The Null hypothesis for ANOVA is that the means for all groups are equal:
H0 : µ1 = µ2 = µ3 = ……. = µk
The Alternative hypothesis for ANOVA is that at least two of the means are not equal.
- Rejecting the null hypothesis doesn't require that ALL means are significantly different from each other.
- If at least two of the means are significantly different the null hypothesis is rejected.
There are some assumptions which must be considered before using ANOVA:
- The observations are from a random sample and they are independent from each other
- The observations are assumed to be normally distributed within each group.
- ANOVA is still suitable if this assumption is not met but the sample size in each group is large (> 30)
- The variances are approximately equal between groups.

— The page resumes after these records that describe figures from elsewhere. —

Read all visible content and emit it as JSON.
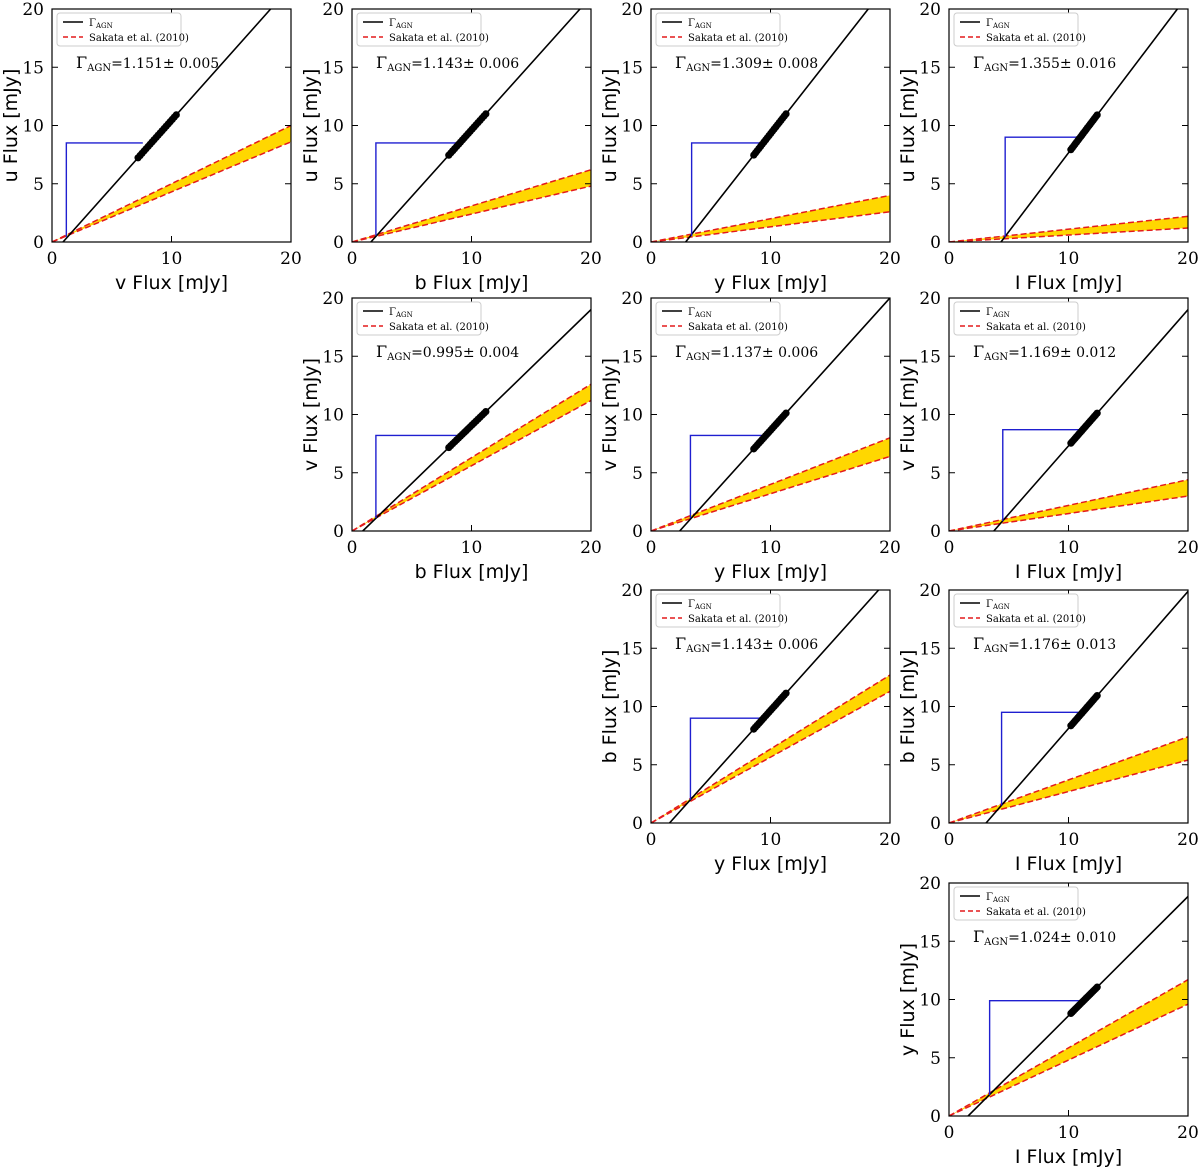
{
  "figure": {
    "legend": {
      "agn_label": "Γ",
      "agn_label_sub": "AGN",
      "sakata_label": "Sakata et al. (2010)"
    },
    "gamma_symbol": "Γ",
    "gamma_sub": "AGN"
  },
  "chart_data": [
    {
      "type": "scatter",
      "position": "row1-col1",
      "xlabel": "v Flux [mJy]",
      "ylabel": "u Flux [mJy]",
      "xlim": [
        0,
        20
      ],
      "ylim": [
        0,
        20
      ],
      "xticks": [
        "0",
        "10",
        "20"
      ],
      "yticks": [
        "0",
        "5",
        "10",
        "15",
        "20"
      ],
      "annotation_value": "=1.151± 0.005",
      "agn_line": {
        "slope": 1.151,
        "x_intercept": 0.92
      },
      "points": {
        "x_range": [
          7.2,
          10.4
        ],
        "count": 20
      },
      "sakata_band": {
        "upper_slope": 0.5,
        "lower_slope": 0.43,
        "origin": [
          0.0,
          0.0
        ]
      },
      "intersection": [
        1.2,
        0.45
      ],
      "blue_marker": {
        "x": 1.2,
        "y": 8.5,
        "x_end": 7.6
      }
    },
    {
      "type": "scatter",
      "position": "row1-col2",
      "xlabel": "b Flux [mJy]",
      "ylabel": "u Flux [mJy]",
      "xlim": [
        0,
        20
      ],
      "ylim": [
        0,
        20
      ],
      "xticks": [
        "0",
        "10",
        "20"
      ],
      "yticks": [
        "0",
        "5",
        "10",
        "15",
        "20"
      ],
      "annotation_value": "=1.143± 0.006",
      "agn_line": {
        "slope": 1.143,
        "x_intercept": 1.58
      },
      "points": {
        "x_range": [
          8.1,
          11.2
        ],
        "count": 20
      },
      "sakata_band": {
        "upper_slope": 0.31,
        "lower_slope": 0.24,
        "origin": [
          0.0,
          0.0
        ]
      },
      "intersection": [
        2.0,
        0.55
      ],
      "blue_marker": {
        "x": 2.0,
        "y": 8.5,
        "x_end": 8.7
      }
    },
    {
      "type": "scatter",
      "position": "row1-col3",
      "xlabel": "y Flux [mJy]",
      "ylabel": "u Flux [mJy]",
      "xlim": [
        0,
        20
      ],
      "ylim": [
        0,
        20
      ],
      "xticks": [
        "0",
        "10",
        "20"
      ],
      "yticks": [
        "0",
        "5",
        "10",
        "15",
        "20"
      ],
      "annotation_value": "=1.309± 0.008",
      "agn_line": {
        "slope": 1.309,
        "x_intercept": 2.9
      },
      "points": {
        "x_range": [
          8.6,
          11.3
        ],
        "count": 20
      },
      "sakata_band": {
        "upper_slope": 0.2,
        "lower_slope": 0.13,
        "origin": [
          0.0,
          0.0
        ]
      },
      "intersection": [
        3.4,
        0.5
      ],
      "blue_marker": {
        "x": 3.4,
        "y": 8.5,
        "x_end": 9.3
      }
    },
    {
      "type": "scatter",
      "position": "row1-col4",
      "xlabel": "I Flux [mJy]",
      "ylabel": "u Flux [mJy]",
      "xlim": [
        0,
        20
      ],
      "ylim": [
        0,
        20
      ],
      "xticks": [
        "0",
        "10",
        "20"
      ],
      "yticks": [
        "0",
        "5",
        "10",
        "15",
        "20"
      ],
      "annotation_value": "=1.355± 0.016",
      "agn_line": {
        "slope": 1.355,
        "x_intercept": 4.35
      },
      "points": {
        "x_range": [
          10.2,
          12.4
        ],
        "count": 20
      },
      "sakata_band": {
        "upper_slope": 0.11,
        "lower_slope": 0.06,
        "origin": [
          0.0,
          0.0
        ]
      },
      "intersection": [
        4.7,
        0.4
      ],
      "blue_marker": {
        "x": 4.7,
        "y": 9.0,
        "x_end": 11.0
      }
    },
    {
      "type": "scatter",
      "position": "row2-col2",
      "xlabel": "b Flux [mJy]",
      "ylabel": "v Flux [mJy]",
      "xlim": [
        0,
        20
      ],
      "ylim": [
        0,
        20
      ],
      "xticks": [
        "0",
        "10",
        "20"
      ],
      "yticks": [
        "0",
        "5",
        "10",
        "15",
        "20"
      ],
      "annotation_value": "=0.995± 0.004",
      "agn_line": {
        "slope": 0.995,
        "x_intercept": 0.9
      },
      "points": {
        "x_range": [
          8.1,
          11.2
        ],
        "count": 20
      },
      "sakata_band": {
        "upper_slope": 0.63,
        "lower_slope": 0.56,
        "origin": [
          0.0,
          0.0
        ]
      },
      "intersection": [
        2.0,
        1.1
      ],
      "blue_marker": {
        "x": 2.0,
        "y": 8.2,
        "x_end": 9.1
      }
    },
    {
      "type": "scatter",
      "position": "row2-col3",
      "xlabel": "y Flux [mJy]",
      "ylabel": "v Flux [mJy]",
      "xlim": [
        0,
        20
      ],
      "ylim": [
        0,
        20
      ],
      "xticks": [
        "0",
        "10",
        "20"
      ],
      "yticks": [
        "0",
        "5",
        "10",
        "15",
        "20"
      ],
      "annotation_value": "=1.137± 0.006",
      "agn_line": {
        "slope": 1.137,
        "x_intercept": 2.4
      },
      "points": {
        "x_range": [
          8.6,
          11.3
        ],
        "count": 20
      },
      "sakata_band": {
        "upper_slope": 0.4,
        "lower_slope": 0.32,
        "origin": [
          0.0,
          0.0
        ]
      },
      "intersection": [
        3.3,
        1.1
      ],
      "blue_marker": {
        "x": 3.3,
        "y": 8.2,
        "x_end": 9.6
      }
    },
    {
      "type": "scatter",
      "position": "row2-col4",
      "xlabel": "I Flux [mJy]",
      "ylabel": "v Flux [mJy]",
      "xlim": [
        0,
        20
      ],
      "ylim": [
        0,
        20
      ],
      "xticks": [
        "0",
        "10",
        "20"
      ],
      "yticks": [
        "0",
        "5",
        "10",
        "15",
        "20"
      ],
      "annotation_value": "=1.169± 0.012",
      "agn_line": {
        "slope": 1.169,
        "x_intercept": 3.75
      },
      "points": {
        "x_range": [
          10.2,
          12.4
        ],
        "count": 20
      },
      "sakata_band": {
        "upper_slope": 0.22,
        "lower_slope": 0.15,
        "origin": [
          0.0,
          0.0
        ]
      },
      "intersection": [
        4.5,
        0.85
      ],
      "blue_marker": {
        "x": 4.5,
        "y": 8.7,
        "x_end": 11.2
      }
    },
    {
      "type": "scatter",
      "position": "row3-col3",
      "xlabel": "y Flux [mJy]",
      "ylabel": "b Flux [mJy]",
      "xlim": [
        0,
        20
      ],
      "ylim": [
        0,
        20
      ],
      "xticks": [
        "0",
        "10",
        "20"
      ],
      "yticks": [
        "0",
        "5",
        "10",
        "15",
        "20"
      ],
      "annotation_value": "=1.143± 0.006",
      "agn_line": {
        "slope": 1.143,
        "x_intercept": 1.55
      },
      "points": {
        "x_range": [
          8.6,
          11.3
        ],
        "count": 20
      },
      "sakata_band": {
        "upper_slope": 0.635,
        "lower_slope": 0.565,
        "origin": [
          0.0,
          0.0
        ]
      },
      "intersection": [
        3.3,
        2.0
      ],
      "blue_marker": {
        "x": 3.3,
        "y": 9.0,
        "x_end": 9.4
      }
    },
    {
      "type": "scatter",
      "position": "row3-col4",
      "xlabel": "I Flux [mJy]",
      "ylabel": "b Flux [mJy]",
      "xlim": [
        0,
        20
      ],
      "ylim": [
        0,
        20
      ],
      "xticks": [
        "0",
        "10",
        "20"
      ],
      "yticks": [
        "0",
        "5",
        "10",
        "15",
        "20"
      ],
      "annotation_value": "=1.176± 0.013",
      "agn_line": {
        "slope": 1.176,
        "x_intercept": 3.1
      },
      "points": {
        "x_range": [
          10.2,
          12.4
        ],
        "count": 20
      },
      "sakata_band": {
        "upper_slope": 0.37,
        "lower_slope": 0.27,
        "origin": [
          0.0,
          0.0
        ]
      },
      "intersection": [
        4.4,
        1.5
      ],
      "blue_marker": {
        "x": 4.4,
        "y": 9.5,
        "x_end": 11.2
      }
    },
    {
      "type": "scatter",
      "position": "row4-col4",
      "xlabel": "I Flux [mJy]",
      "ylabel": "y Flux [mJy]",
      "xlim": [
        0,
        20
      ],
      "ylim": [
        0,
        20
      ],
      "xticks": [
        "0",
        "10",
        "20"
      ],
      "yticks": [
        "0",
        "5",
        "10",
        "15",
        "20"
      ],
      "annotation_value": "=1.024± 0.010",
      "agn_line": {
        "slope": 1.024,
        "x_intercept": 1.6
      },
      "points": {
        "x_range": [
          10.2,
          12.4
        ],
        "count": 20
      },
      "sakata_band": {
        "upper_slope": 0.585,
        "lower_slope": 0.48,
        "origin": [
          0.0,
          0.0
        ]
      },
      "intersection": [
        3.4,
        1.8
      ],
      "blue_marker": {
        "x": 3.4,
        "y": 9.9,
        "x_end": 11.3
      }
    }
  ]
}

If the ratio of the largest SD / smallest SD < 2, this assumption is considered to be met.
Steps in ANOVA:
- Description of data
- Assumption: Along with the assumptions, we represent the model for each design we discuss.
- Hypothesis
- Test statistic
- Distribution of test statistic
- Decision rule
- Calculation of test statistic: The results of the arithmetic calculations is summarized in a table called the analysis of variance (ANOVA) table. The entries in the table make it easy to evaluate the results of the analysis.
- Statistical decision
- Conclusion
- Determination of p value
Types of ANOVA
One-Way ANOVA: It is the simplest type of ANOVA, in which only one source of variation, or factor, is investigated. One way ANOVA is common statistical technique to determine if differences exist between two or more "groups". One-way ANOVA is an extension to three or more samples of the t-test procedure for use with two independent samples. This is done when there is only one qualitative variable which denotes the groups and only one measurement variable (quantitative). For a one-way ANOVA, the observations are divided into mutually exclusive categories, giving the one-way classification. The purpose of one way Anova is to validate whether the data collected from different sources converge on a common mean. Assumptions of the One-Way ANOVA are;
- 1.The data are randomly sampled
- The variances of the populations are equal
- The distribution of scores in each population are normal in shape
The one way Anova uses only one category of defining characteristics to carry out its procedure.

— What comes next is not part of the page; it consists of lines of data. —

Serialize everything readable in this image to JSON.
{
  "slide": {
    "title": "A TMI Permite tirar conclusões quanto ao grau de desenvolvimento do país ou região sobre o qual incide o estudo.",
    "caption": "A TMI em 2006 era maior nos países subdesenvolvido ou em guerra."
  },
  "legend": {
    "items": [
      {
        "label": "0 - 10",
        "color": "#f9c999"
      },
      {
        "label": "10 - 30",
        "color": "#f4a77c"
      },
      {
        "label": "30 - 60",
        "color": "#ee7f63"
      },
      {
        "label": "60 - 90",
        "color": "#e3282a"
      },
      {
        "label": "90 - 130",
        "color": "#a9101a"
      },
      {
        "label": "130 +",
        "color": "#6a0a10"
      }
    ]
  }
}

Two-Way ANOVA: Two way ANOVA is applied where an experiment has a quantitative outcome and two categorical explanatory variables that are defined in such a way that each experimental unit can be exposed to any combination of one level of one explanatory variable and one level of the other explanatory variable. Two-Way ANOVA has 2 independent variables (factors) and each can have multiple conditions. The aim of the two way Anova is to verify whether the data collected from different sources coverage on a common mean based on two categories of defining characteristics.

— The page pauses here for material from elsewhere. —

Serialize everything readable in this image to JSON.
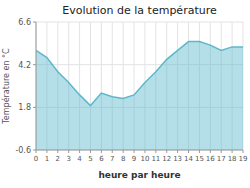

In two-way ANOVA, the error model is the normal one of Normal distribution with equal variance for all subjects that share levels of both of the explanatory variables. It is established in quantitative studies that Two-way ANOVA is suitable analysis method for a study with a quantitative outcome and two (or more) categorical explanatory variables. The usual assumptions of Normality, equal variance, and independent errors apply.
Advantages of a two-way ANOVA model are as follows:
- The 2-way ANOVA breaks down the fit part of the model between each of the main components (the 2 factors) and an interaction effect. The interaction cannot be tested with a series of one-way ANOVAs.
- It usually have a smaller total sample size, since researchers study two things at once.
- The 2-way ANOVA removes some of the random variability.
- Researcher can look at interactions between factors (a significant interaction means 1. the effect of one variable changes depending on the level of the other factor).